Le città hanno sempre funzionato come luoghi che rendono possibile l’incontro con l’inatteso, con il diverso, con la pluralità, mentre i media sociali si stanno sempre più evolvendo come servizi resi sempre più omogenei nei contenuti, auto e eterofiltrati. C’è il rischio che la discussione tra persone della stessa opinione produca eccessiva sicurezza nelle proprie credenze, estremismo, disprezzo per gli altri, sino alla violenza. I grandi problemi per il diritto contemporaneo sono costituiti da una parte dalla sostituzione della figura del cittadino con quella del consumatore, indotti dall’egemonia culturale delle imprese private che sono state capaci di conquistare gli oligopoli degli ambienti digitali, e dall’altra parte dalla natura globale e transnazionale delle imprese che detengono il controllo di settori strategici, che resistono ai tentativi di regolazione da parte di poteri locali. Per quanto riguarda il primo profilo basta ricordare che nel 1996 i domini .edu dominavano la rete e tra i 15 siti più frequentati non ve ne era uno di tipo .com.

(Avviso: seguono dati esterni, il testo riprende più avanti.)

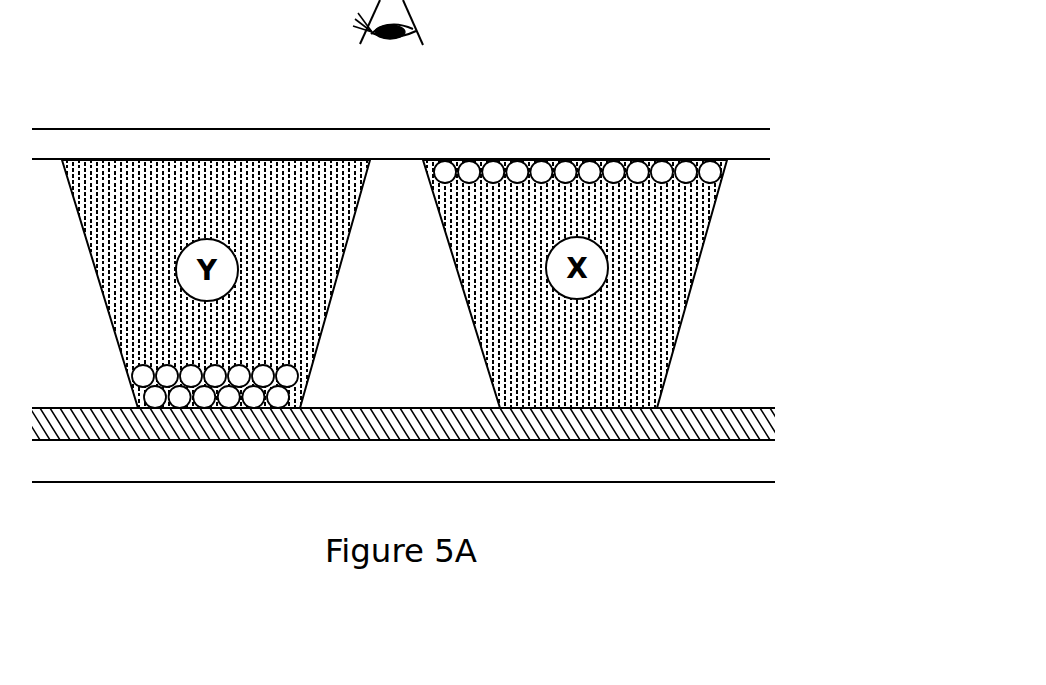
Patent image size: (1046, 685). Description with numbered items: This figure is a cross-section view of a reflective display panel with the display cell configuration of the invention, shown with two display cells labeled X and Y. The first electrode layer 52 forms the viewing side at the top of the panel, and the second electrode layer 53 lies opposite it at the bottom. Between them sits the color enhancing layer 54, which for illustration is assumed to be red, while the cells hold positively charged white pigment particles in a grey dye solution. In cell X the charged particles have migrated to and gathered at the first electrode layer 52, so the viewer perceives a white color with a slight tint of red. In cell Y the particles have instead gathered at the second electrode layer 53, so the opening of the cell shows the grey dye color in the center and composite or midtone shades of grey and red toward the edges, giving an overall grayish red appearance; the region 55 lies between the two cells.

Nel 2016 nessun sito .edu è comparso tra i 10 siti più visitati, mentre si sono contati quasi 125 milioni di siti .com3. Per quanto concerne il secondo profilo è stato notato come nella storia del terrorismo internet è probabilmente la più importante innovazione tecnologica dal tempo della dinamite, ed è tremendamente difficile contrastarne le potenzialità distruttive. Infine, per quanto riguarda i potenziali sviluppi positivi, notiamo come molte organizzazioni del Terzo Settore hanno irrobustito le loro strategie di intervento, sviluppando una continuità di azione tra ambiente reale e virtuale, tra l’online e l’offline. Pur rimanendo spesso allo stadio di siti vetrina, si notano tendenze favorevoli alla partecipazione in reti sociali nelle strategie comunicative di molte organizzazioni non profit.
1 Peruzzi, G.Volterrani, A., La comunicazione sociale, Bari, 2016, p.9.
2 Sunstein, C.R., #Republic, Divided democracy in the age of social media, Princeton & Oxford, 2017, p.98.